Une heure que je poireautais. Félix arrivait au loin. Et je me dis que lui avait beaucoup changé. Il rasait les murs, casquette sur la tête, camouflé derrière le col de sa veste. Quand il fut devant moi, je découvris un énorme pansement en travers de son visage.
— Je ne veux rien entendre, me dit-il.
J’éclatai de rire.
— Je comprends mieux pourquoi c’est fermé.
— Il n’y a que ton retour qui pouvait me sortir de chez moi. Bon sang, tu es vraiment là (il me pinça les joues). C’est dingue, c’est comme si tu n’étais jamais partie.
— Ça me fait tout drôle, tu sais.
La fatigue accumulée commençait à me peser. Je me glissai dans ses bras et me mis à pleurer.

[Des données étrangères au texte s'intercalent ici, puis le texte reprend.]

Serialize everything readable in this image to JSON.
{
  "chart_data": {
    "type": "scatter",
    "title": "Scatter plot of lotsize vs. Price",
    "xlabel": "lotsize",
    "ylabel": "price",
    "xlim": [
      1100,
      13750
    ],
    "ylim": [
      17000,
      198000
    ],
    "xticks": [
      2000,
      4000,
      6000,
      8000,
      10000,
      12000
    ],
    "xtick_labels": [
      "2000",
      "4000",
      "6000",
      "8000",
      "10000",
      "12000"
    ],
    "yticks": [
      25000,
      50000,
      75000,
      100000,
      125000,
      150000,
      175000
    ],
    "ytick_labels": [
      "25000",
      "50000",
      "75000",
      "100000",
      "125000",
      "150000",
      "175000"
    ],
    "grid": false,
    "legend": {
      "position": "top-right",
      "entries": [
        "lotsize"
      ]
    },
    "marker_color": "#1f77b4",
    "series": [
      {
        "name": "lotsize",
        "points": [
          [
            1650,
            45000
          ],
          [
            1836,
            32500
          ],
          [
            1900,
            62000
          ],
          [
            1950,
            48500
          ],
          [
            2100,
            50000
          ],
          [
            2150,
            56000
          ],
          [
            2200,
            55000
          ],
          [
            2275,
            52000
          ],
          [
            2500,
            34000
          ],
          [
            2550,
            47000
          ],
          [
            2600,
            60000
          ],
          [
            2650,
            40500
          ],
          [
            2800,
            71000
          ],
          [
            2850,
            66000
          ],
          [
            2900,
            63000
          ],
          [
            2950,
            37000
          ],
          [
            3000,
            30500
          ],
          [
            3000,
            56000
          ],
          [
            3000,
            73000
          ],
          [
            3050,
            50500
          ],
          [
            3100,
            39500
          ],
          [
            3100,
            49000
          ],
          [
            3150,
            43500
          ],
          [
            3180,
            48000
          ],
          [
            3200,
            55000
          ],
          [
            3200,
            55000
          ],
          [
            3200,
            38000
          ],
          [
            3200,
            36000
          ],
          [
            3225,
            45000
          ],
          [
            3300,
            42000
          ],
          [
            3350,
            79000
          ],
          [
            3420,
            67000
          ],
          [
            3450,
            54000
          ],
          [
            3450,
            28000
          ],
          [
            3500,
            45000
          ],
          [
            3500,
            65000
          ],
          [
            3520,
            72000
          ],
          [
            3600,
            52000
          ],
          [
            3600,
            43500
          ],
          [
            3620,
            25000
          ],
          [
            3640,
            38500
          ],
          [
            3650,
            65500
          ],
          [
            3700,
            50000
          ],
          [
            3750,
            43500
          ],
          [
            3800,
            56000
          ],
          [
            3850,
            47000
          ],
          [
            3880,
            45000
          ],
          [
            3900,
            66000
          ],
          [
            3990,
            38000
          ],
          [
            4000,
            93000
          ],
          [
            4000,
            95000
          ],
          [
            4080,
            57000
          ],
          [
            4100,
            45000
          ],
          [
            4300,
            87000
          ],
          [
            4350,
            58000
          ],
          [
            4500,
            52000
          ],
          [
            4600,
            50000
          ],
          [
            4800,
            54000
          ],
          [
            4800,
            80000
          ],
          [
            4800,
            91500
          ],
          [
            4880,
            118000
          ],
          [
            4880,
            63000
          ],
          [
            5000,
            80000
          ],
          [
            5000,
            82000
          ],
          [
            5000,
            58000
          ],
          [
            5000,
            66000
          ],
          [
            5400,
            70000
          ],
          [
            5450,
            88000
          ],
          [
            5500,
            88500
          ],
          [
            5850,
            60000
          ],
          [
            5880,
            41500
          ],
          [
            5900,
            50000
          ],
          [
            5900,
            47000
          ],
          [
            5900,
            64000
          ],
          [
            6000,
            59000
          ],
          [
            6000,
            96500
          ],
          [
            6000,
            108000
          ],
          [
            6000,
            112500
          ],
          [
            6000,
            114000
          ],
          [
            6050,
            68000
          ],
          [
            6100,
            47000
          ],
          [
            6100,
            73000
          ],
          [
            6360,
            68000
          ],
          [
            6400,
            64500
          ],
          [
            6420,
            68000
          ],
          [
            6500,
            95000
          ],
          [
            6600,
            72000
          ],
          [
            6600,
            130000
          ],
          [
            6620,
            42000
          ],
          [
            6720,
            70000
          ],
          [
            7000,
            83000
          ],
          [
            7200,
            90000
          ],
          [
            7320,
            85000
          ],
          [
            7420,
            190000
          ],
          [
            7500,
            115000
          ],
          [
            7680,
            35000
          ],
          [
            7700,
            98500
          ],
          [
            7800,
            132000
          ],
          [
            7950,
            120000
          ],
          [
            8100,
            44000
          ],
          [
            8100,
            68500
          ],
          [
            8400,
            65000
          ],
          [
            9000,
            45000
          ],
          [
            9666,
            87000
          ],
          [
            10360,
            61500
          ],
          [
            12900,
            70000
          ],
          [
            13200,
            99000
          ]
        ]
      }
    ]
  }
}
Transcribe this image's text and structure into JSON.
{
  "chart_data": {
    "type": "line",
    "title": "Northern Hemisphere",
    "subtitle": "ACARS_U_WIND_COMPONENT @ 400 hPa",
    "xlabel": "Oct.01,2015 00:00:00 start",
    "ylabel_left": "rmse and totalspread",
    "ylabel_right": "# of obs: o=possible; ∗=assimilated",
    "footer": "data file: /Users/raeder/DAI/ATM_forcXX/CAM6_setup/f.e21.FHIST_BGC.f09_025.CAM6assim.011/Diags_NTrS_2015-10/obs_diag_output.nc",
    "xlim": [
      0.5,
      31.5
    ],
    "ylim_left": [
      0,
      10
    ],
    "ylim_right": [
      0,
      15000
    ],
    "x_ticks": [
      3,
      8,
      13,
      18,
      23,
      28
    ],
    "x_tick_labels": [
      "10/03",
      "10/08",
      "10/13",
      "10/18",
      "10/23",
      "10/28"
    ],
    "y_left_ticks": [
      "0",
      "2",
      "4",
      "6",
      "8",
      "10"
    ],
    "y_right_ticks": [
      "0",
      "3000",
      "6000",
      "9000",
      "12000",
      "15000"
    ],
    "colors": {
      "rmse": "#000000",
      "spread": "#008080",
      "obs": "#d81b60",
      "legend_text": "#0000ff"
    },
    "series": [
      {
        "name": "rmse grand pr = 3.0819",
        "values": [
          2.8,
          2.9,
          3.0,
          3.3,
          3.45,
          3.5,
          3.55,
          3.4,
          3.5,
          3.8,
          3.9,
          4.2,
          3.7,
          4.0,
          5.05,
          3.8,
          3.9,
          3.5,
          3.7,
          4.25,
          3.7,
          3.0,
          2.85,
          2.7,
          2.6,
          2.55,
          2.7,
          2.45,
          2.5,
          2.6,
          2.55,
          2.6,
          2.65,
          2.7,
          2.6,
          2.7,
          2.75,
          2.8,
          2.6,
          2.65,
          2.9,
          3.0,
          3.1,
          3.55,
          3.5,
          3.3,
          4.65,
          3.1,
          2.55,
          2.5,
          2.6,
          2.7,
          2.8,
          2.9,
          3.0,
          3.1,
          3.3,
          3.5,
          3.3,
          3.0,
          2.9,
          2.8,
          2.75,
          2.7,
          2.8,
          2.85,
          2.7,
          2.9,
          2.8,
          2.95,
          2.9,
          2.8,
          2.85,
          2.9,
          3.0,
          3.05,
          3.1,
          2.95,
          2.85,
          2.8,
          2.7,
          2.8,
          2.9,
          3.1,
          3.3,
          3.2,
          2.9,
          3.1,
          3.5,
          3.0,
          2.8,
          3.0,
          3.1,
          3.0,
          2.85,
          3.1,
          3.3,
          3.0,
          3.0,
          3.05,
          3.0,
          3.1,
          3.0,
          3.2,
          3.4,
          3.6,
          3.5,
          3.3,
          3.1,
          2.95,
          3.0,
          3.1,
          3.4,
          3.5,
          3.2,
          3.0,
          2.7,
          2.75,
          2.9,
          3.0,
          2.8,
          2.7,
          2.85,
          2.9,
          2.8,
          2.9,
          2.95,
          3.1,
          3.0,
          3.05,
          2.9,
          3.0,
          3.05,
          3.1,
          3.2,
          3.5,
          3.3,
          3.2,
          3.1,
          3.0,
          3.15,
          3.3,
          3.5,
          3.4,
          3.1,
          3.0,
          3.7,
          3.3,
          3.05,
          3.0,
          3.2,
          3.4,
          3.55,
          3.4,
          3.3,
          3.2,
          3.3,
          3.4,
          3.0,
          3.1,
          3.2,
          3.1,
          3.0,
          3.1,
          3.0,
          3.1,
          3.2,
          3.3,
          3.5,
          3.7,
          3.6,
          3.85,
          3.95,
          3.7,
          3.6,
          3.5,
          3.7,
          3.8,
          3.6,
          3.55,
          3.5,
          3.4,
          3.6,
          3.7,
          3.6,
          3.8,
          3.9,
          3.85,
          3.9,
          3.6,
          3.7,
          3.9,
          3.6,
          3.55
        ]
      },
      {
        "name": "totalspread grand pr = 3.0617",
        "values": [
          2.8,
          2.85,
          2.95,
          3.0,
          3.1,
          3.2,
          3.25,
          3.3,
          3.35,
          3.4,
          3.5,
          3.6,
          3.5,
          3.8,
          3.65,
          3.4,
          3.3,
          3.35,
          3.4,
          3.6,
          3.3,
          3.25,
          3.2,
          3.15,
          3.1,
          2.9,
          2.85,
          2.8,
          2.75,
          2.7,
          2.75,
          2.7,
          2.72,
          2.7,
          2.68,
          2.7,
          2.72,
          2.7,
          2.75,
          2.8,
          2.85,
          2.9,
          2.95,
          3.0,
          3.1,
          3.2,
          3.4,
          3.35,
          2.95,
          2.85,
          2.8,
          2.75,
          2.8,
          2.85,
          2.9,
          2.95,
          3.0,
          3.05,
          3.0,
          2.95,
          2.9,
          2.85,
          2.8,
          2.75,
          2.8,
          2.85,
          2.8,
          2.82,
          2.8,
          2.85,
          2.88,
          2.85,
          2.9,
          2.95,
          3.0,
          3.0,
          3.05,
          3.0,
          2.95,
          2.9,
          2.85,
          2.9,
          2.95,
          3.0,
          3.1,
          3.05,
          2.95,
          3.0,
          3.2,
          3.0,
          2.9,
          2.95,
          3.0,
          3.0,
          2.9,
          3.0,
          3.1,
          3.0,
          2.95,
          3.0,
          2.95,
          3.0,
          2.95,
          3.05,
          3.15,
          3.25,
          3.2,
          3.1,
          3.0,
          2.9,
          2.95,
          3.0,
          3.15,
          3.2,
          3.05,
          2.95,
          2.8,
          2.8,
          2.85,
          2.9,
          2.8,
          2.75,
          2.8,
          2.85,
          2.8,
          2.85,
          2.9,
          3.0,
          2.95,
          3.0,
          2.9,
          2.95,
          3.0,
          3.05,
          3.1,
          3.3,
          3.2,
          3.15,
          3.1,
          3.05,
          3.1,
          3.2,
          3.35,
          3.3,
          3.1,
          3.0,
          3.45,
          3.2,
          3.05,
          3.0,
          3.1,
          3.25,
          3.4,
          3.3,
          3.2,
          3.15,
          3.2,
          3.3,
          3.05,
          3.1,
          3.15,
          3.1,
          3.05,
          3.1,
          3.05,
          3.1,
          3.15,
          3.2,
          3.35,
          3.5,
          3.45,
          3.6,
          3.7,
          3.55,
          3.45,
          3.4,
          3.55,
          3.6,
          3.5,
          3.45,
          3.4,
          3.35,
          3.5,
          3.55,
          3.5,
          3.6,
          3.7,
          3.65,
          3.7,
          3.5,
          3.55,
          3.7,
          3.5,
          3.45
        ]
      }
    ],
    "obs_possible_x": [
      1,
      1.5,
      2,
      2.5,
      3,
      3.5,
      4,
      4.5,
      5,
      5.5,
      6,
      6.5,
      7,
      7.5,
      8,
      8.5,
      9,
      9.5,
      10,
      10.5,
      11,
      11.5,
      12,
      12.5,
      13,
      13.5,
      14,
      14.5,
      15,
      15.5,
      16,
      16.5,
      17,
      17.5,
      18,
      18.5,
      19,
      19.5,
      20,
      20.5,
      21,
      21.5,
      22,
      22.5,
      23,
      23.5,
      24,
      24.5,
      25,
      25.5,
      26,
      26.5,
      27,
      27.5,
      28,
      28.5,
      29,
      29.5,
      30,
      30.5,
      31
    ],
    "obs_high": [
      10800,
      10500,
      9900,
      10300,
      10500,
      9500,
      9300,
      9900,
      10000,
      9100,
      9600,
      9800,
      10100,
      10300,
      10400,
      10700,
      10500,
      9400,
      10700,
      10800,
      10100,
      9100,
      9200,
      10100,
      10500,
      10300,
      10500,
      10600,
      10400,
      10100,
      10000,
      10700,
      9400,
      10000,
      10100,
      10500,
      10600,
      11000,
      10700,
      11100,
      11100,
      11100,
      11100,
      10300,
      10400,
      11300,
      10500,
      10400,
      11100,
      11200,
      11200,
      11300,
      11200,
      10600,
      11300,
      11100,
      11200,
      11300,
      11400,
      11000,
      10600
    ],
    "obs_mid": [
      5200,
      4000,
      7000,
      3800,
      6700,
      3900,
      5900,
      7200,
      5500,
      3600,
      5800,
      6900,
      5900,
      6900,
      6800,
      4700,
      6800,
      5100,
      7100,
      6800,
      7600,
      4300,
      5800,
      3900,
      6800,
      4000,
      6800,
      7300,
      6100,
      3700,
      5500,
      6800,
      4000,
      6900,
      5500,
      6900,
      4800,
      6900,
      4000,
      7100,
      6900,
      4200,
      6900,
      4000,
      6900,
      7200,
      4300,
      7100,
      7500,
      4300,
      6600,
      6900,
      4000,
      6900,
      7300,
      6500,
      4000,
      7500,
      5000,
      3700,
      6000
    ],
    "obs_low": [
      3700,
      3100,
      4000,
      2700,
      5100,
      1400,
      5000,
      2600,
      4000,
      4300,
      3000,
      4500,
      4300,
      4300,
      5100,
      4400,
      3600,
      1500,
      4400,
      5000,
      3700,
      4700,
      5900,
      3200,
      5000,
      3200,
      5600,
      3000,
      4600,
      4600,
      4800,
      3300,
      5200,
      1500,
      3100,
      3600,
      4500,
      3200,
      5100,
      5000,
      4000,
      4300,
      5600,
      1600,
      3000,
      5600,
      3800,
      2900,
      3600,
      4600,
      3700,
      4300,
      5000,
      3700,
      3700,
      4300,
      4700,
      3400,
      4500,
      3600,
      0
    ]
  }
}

— Ne te mets pas dans cet état pour moi. Ce n’est qu’un nez cassé.
— Idiot.
Il me berça en m’étouffant contre lui. Je ris à travers mes larmes.
— Je n’arrive plus à respirer.
— Tu veux vraiment habiter là-haut ?
— Oui, ce sera parfait.
— Si tu veux te la jouer étudiante sans le sou, c’est ton problème.
Il m’aida en portant une partie de mes valises. Il donna un coup d’épaule pour ouvrir la porte de l’immeuble.
— Oh que ça fait mal.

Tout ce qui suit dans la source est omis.